To become a global telecommunications facility, one of the critical challenges for 5G services is to provide reliable communication in a high-mobility environment, such as vehicle-to-vehicle (V2V) communications with relative moving speeds of up to 220 km/h, MCA with 900 km/h, and low-earth-orbit satellites (LEOS) with even higher speeds [1]. Further, the research on underwater acoustic (UWA) communication is rapidly developing due to its crucial role in various applications, such as underwater exploration, marine biology, and oceanography. Underwater channel conditions pose challenges to communication, including temperature, salinity, pressure, noise, and currents, making it complex and unpredictable [2].

Wireless communications in such high-mobility and underwater environment environments suffer from severe Doppler spread effect caused by the relative motion between transceivers. It introduces severe, dynamic and rapid channel variations via fast fading. Doubly dispersive channels characterise high mobility, where multipath delays cause time dispersion and Doppler shifts cause frequency dispersion [3]. As a result, transmitted signals suffer from severe inter-carrier interference (ICI) due to the Doppler spread and inter-symbol interference (ISI) due to delays. Conventional orthogonal frequency division multiplexing (OFDM) modulation, which has been widely used in 4G/5G cellular mobile systems, may break because it is very vulnerable to ICI, and high Doppler spreads can destroy the orthogonality in OFDM waveforms.

Robust to these issues, a newer orthogonal time frequency space (OTFS) modulation technique holds promise to enable next-generation wireless communications in such high-mobility environments [3]. Required for the implementation of an OTFS receiver is an efficient channel estimation algorithm that can be deployed with similar energy efficiency to the channel estimation algorithms required in current OFDM receivers. The objective of the project is to design an energy-efficient receiver algorithm using a machine learning framework, to efficiently estimate the fast time-varying fading channels in OTFS modulated signals [4]. The energy efficiency of the channel estimation algorithm would permit deployment in a wide range of low-power wireless communication devices, such as mobile and Internet-of-Things devices.

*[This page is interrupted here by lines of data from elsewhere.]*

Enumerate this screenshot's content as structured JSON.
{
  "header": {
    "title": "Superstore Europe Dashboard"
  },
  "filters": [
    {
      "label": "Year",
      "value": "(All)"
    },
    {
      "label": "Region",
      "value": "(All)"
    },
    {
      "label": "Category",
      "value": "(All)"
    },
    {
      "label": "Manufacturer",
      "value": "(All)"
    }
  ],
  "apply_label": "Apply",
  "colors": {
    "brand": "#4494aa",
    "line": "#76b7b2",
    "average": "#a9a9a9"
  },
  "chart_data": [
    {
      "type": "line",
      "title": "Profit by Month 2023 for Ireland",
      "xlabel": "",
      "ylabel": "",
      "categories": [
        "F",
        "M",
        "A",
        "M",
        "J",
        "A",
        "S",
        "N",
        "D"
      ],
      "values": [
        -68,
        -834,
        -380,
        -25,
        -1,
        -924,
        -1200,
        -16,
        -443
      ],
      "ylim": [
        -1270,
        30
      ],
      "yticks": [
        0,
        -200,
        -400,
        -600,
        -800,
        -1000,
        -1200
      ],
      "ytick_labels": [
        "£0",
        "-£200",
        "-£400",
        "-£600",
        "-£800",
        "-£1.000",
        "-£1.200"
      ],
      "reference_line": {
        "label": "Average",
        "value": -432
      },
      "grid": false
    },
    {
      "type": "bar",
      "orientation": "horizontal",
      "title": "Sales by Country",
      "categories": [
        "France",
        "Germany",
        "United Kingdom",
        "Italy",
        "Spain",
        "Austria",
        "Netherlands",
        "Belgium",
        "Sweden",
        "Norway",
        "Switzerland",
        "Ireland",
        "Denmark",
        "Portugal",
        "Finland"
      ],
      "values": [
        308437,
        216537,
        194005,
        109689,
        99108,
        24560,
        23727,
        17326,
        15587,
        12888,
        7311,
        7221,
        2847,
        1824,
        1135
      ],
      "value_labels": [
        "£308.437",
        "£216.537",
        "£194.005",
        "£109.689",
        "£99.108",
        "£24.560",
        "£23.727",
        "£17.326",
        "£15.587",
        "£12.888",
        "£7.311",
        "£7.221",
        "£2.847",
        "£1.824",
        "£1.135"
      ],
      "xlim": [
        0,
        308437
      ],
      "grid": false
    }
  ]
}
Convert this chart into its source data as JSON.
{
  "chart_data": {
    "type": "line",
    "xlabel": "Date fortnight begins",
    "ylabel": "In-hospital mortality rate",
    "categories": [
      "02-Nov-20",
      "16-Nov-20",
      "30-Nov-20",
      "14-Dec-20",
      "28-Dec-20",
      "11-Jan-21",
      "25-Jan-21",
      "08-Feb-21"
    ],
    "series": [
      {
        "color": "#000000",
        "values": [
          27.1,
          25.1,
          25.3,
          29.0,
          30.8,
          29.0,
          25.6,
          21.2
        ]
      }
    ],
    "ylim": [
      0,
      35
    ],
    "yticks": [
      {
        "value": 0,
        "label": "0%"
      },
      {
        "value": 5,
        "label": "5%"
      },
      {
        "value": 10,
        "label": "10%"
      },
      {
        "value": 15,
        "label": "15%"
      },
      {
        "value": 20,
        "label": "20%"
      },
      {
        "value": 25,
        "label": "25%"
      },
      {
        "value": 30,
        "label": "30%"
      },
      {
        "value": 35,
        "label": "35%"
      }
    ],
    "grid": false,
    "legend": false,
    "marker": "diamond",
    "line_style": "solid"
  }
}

In addition, the use of underwater acoustic communication channels presents a unique opportunity to test an effective channel estimation algorithm [5]. The presence of multipath propagation, severe Doppler shifting, and spreading in underwater acoustic propagation make it comparable to the time dispersion and Doppler shifts experienced in high-mobility wireless communications [6]. Moreover, the energy efficiency demands of the channel estimation algorithm are particularly relevant since underwater transmission typically involves portable battery-powered devices.

School

Electrical Engineering and Telecommunications

Research Area

Electrical Engineering | Underwater Acoustic Systems | Wireless Communications | Signal Processing | Computer Communications Networks | Optimisation | Machine Learning 

This project proposes developing new channel estimation and modulation designs to substantially improve the data rate, reliability, and robustness of high-mobility communications for future mobile services, including those for underwater acoustic communication systems. The specific objective of this project is to design optimal energy-efficient receiver algorithms using a machine learning framework [7] to efficiently estimate the fast time-varying fading channels and robustly detect the data symbols to ensure reliable communications in a high-mobility and underwater acoustic communication system environment.

The interested student needs to be good in MATLAB programming and have basic knowledge of wireless communications, signal processing and Machine Learning. We will provide lectures to teach the student about the advanced concepts that will be used as a part of his/her training for this project. Also, the student will be part of our research team, which includes undergraduate/postgraduate thesis, MPhil, and PhD students. The student will have access to all the lab resources, sitting place, software and research facilities like our other research scholars to facilitate their work in a timely and productive fashion.

1) One short paper in tier-1 IEEE communication conference with the undergraduate student. A poster presentation and a short video highlighting the key results will also be provided.

2) One potential full transaction-type journal paper based on the extension of the conference paper to be led by me within two months after the end of this project.

3) Training of an undergraduate student and motivating to join higher degree research MPhil/PhD programs.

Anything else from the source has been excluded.